The leader of Al Qaeda in Iraq purportedly criticized the country's largest Sunni political party on Saturday for participating in the political process and branded its leader, Vice President Tariq al-Hashemi, a "criminal."

A man introduced as Abu Hamza al-Muhajir, also known as Abu Ayyub al-Masri, sharply rebuked the Iraqi Islamic Party for what he said was its alliance with U.S.-led forces in the country but said he was not calling for attacks against the group.

The audiotaped statement was posted on a militant Web site four days after Iraqi officials claimed that al-Masri had been killed by rivals north of Baghdad but the body had not been recovered. The U.S. military later said it could not confirm the report of al-Masri's death and believed it stemmed from confusion over the killing of another Al Qaeda militant.

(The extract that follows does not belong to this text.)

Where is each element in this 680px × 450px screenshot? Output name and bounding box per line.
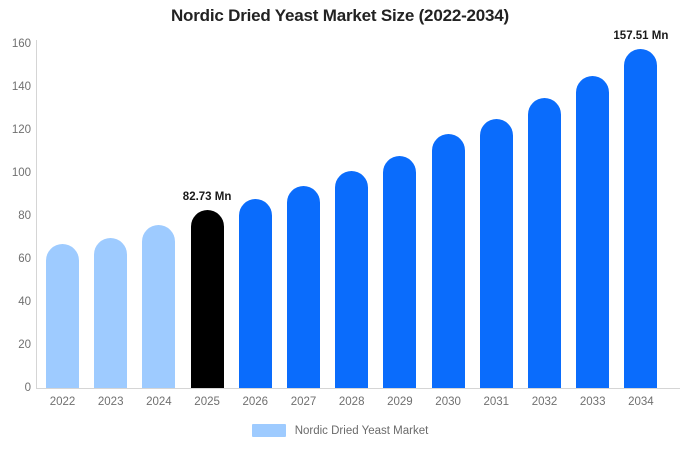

There was no indication when the some 20 minute statement was recorded, although a transcript posted on the Web site was dated Saturday. It could not be independently verified.

A similar threat in March, calling Deputy Prime Minister Salam Al-Zubaie a stooge "to the crusader occupiers," was followed a day later by an assassination attempt against the highest-ranking Sunni government official. That statement, which was made by the Al Qaeda front group, the Islamic State of Iraq, also singled out al-Hashemi.

In his statement Saturday, al-Masri sharply criticized al-Hashemi for taking part in politics, thereby giving legitimacy to the Shiite-led government off Prime Minister Nouri al-Maliki, whose U.S.-backed security forces are fighting Sunni insurgents and Al Qaeda militants.

"This criminal relentlessly calls for the occupier to remain," he said, referring to al-Hashemi.

However, he said he was not calling for attacks against the Islamic Party, which, he explained, would only distract his group from its fight against the Shiites and American forces.

"The leaders of the Islamic Party are renegades but we make it clear that we don't want to fight them and be drawn into secondary battles that only serve the occupier and its Shiite associates," he said in the statement.

Al-Masri, an Egyptian militant, took over leadership of the terror network and was endorsed by Usama bin Laden after Abu Musab al-Zarqawi was killed last June by a U.S. airstrike in Diyala province.